Qian Jing, vice president of JinkoSolar, also expressed her “concerns” over the feasibility of self-regulation, saying, “while Middle Eastern oil producers can create an OPEC, it is difficult for Chinese companies to form an alliance. I hope that our peers can overcome difficulties and reach a consensus, instead of waiting for ‘regulation from others,’ by which time it would be too late.”
‘Competing at prices below cost’
“At present, many PV companies are competing at prices below cost.” Xu Zhiqun, chairman of Gokin Solar, added, noting that product quality is the first lifeline of a company, and industry self-regulation should highlight product quality. At the same time, enterprises should strengthen self-regulation in terms of capacity utilisation and strictly control product inventory.

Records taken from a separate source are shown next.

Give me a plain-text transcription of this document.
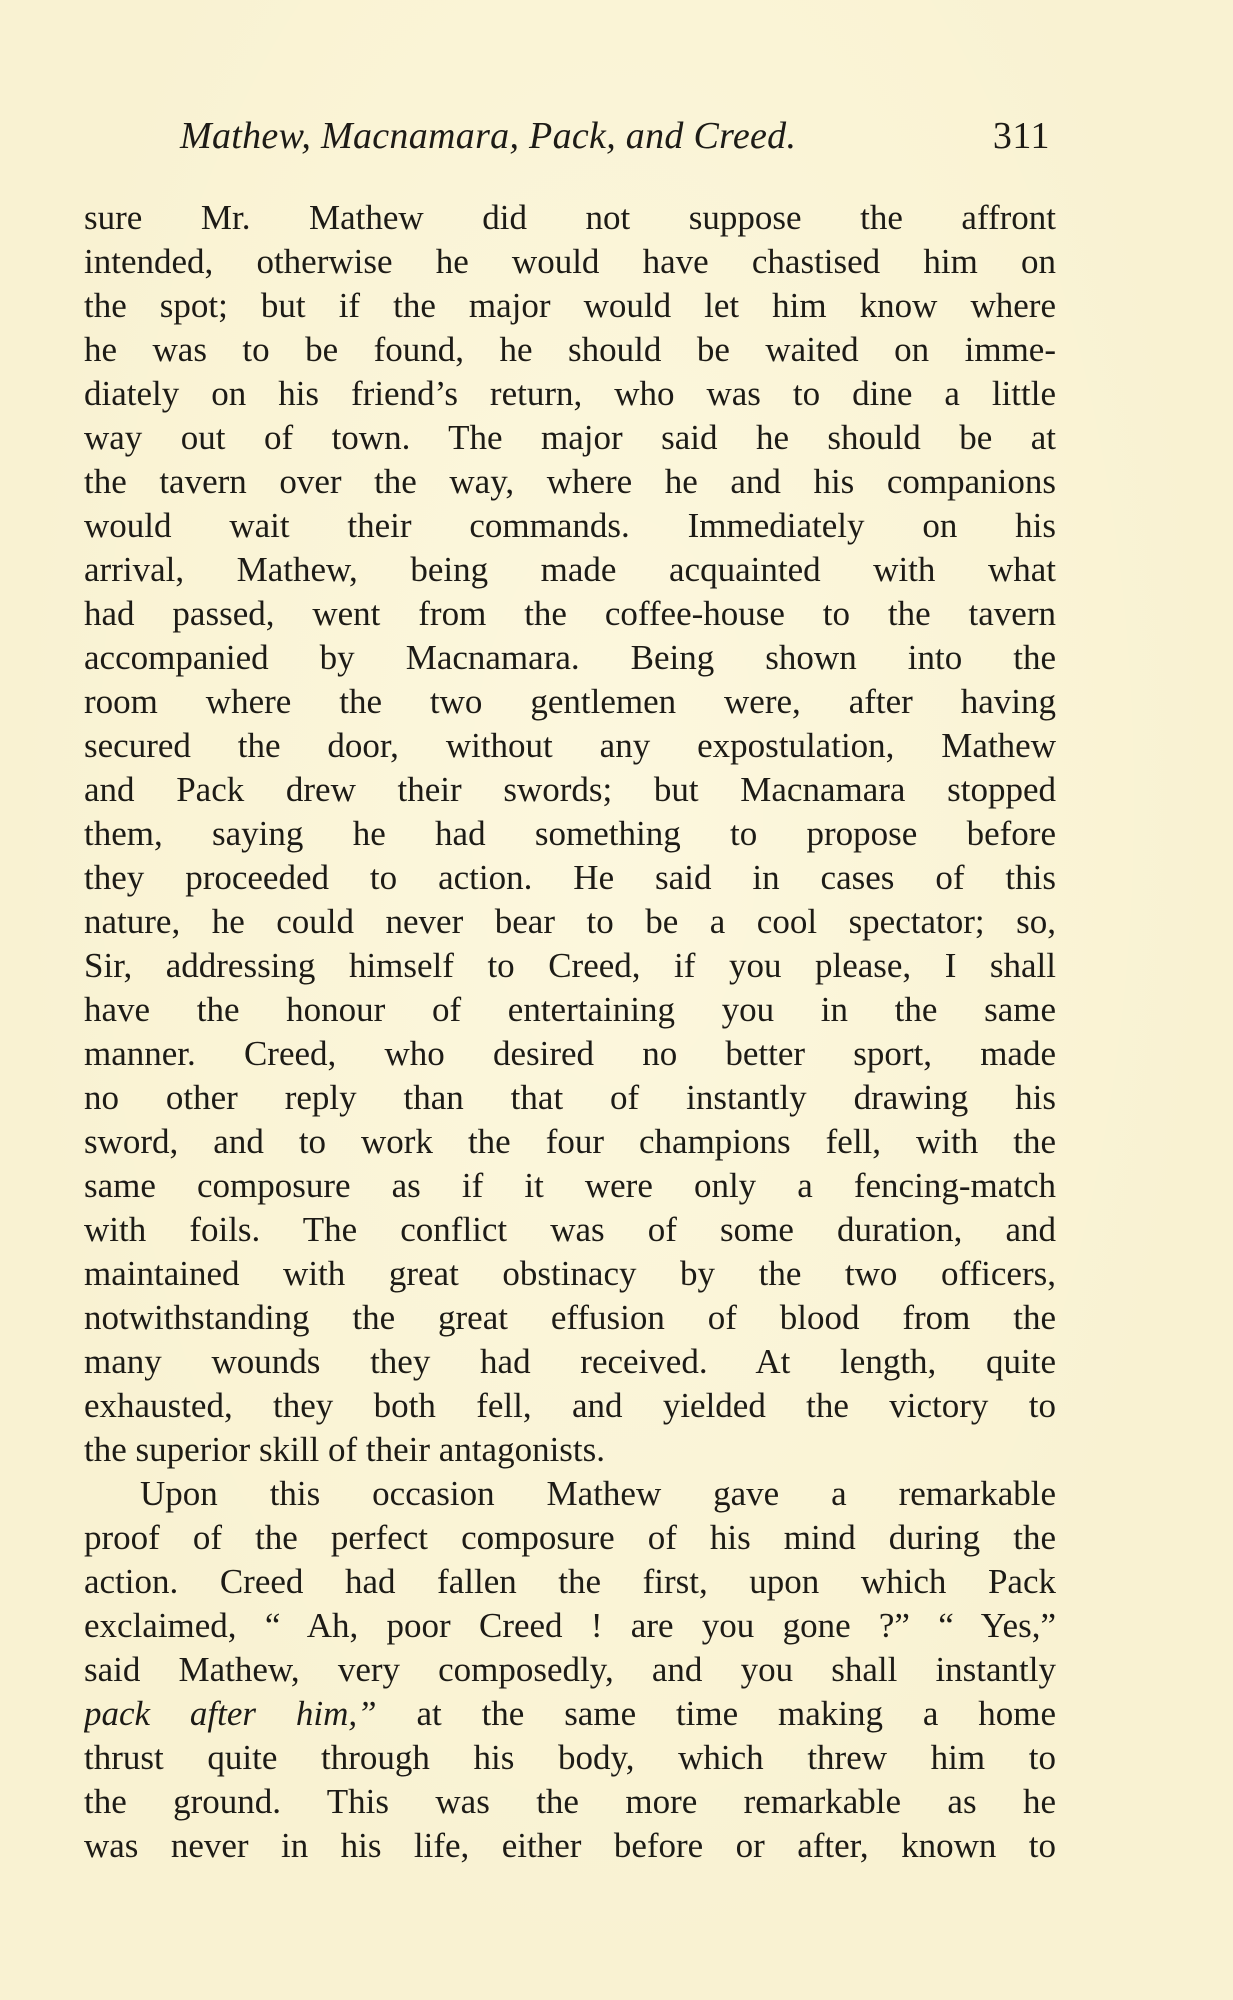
Mathew, Macnamara, Pack, and Creed.	311
sure Mr. Mathew did not suppose the affront
intended, otherwise he would have chastised him on
the spot; but if the major would let him know where
he was to be found, he should be waited on imme-
diately on his friend’s return, who was to dine a little
way out of town. The major said he should be at
the tavern over the way, where he and his companions
would wait their commands. Immediately on his
arrival, Mathew, being made acquainted with what
had passed, went from the coffee-house to the tavern
accompanied by Macnamara. Being shown into the
room where the two gentlemen were, after having
secured the door, without any expostulation, Mathew
and Pack drew their swords; but Macnamara stopped
them, saying he had something to propose before
they proceeded to action. He said in cases of this
nature, he could never bear to be a cool spectator; so,
Sir, addressing himself to Creed, if you please, I shall
have the honour of entertaining you in the same
manner. Creed, who desired no better sport, made
no other reply than that of instantly drawing his
sword, and to work the four champions fell, with the
same composure as if it were only a fencing-match
with foils. The conflict was of some duration, and
maintained with great obstinacy by the two officers,
notwithstanding the great effusion of blood from the
many wounds they had received. At length, quite
exhausted, they both fell, and yielded the victory to
the superior skill of their antagonists.
Upon this occasion Mathew gave a remarkable
proof of the perfect composure of his mind during the
action. Creed had fallen the first, upon which Pack
exclaimed, “ Ah, poor Creed ! are you gone ?” “ Yes,”
said Mathew, very composedly, and you shall instantly
pack after him,” at the same time making a home
thrust quite through his body, which threw him to
the ground. This was the more remarkable as he
was never in his life, either before or after, known to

“Leading companies have taken actions and are not accepting orders whose prices are lower than the cost.” said Lv Jinbiao, deputy director of the silicon industry expert group of the China Nonferrous Metals Industry Association. He noted that the polysilicon segment has started to adjust, and it is expected that the polysilicon output will drop to 105,000 tons in December, which is lower than the feeding volume of wafer manufacturers for that month, allowing gradual destocking.
At present, the PV industry is in a critical period where challenges and opportunities coexist. Despite multiple problems, downstream installation demand is expected to set a new record this year.
At the annual conference, the CPIA announced an increase in its forecast for global PV capacity additions in 2024, from the previous forecast of 390GW-430GW to 430GW-470GW, as shown in the graph above. The forecast for new PV installation in China for 2024 has been adjusted from the previous 190GW-220GW to 230GW-260GW.
CPIA cited several reasons for the increased forecast for new PV installations. Over 85% of the first batch of large-scale base projects has been completed, and the construction of the second and third batch of large-scale base projects has accelerated.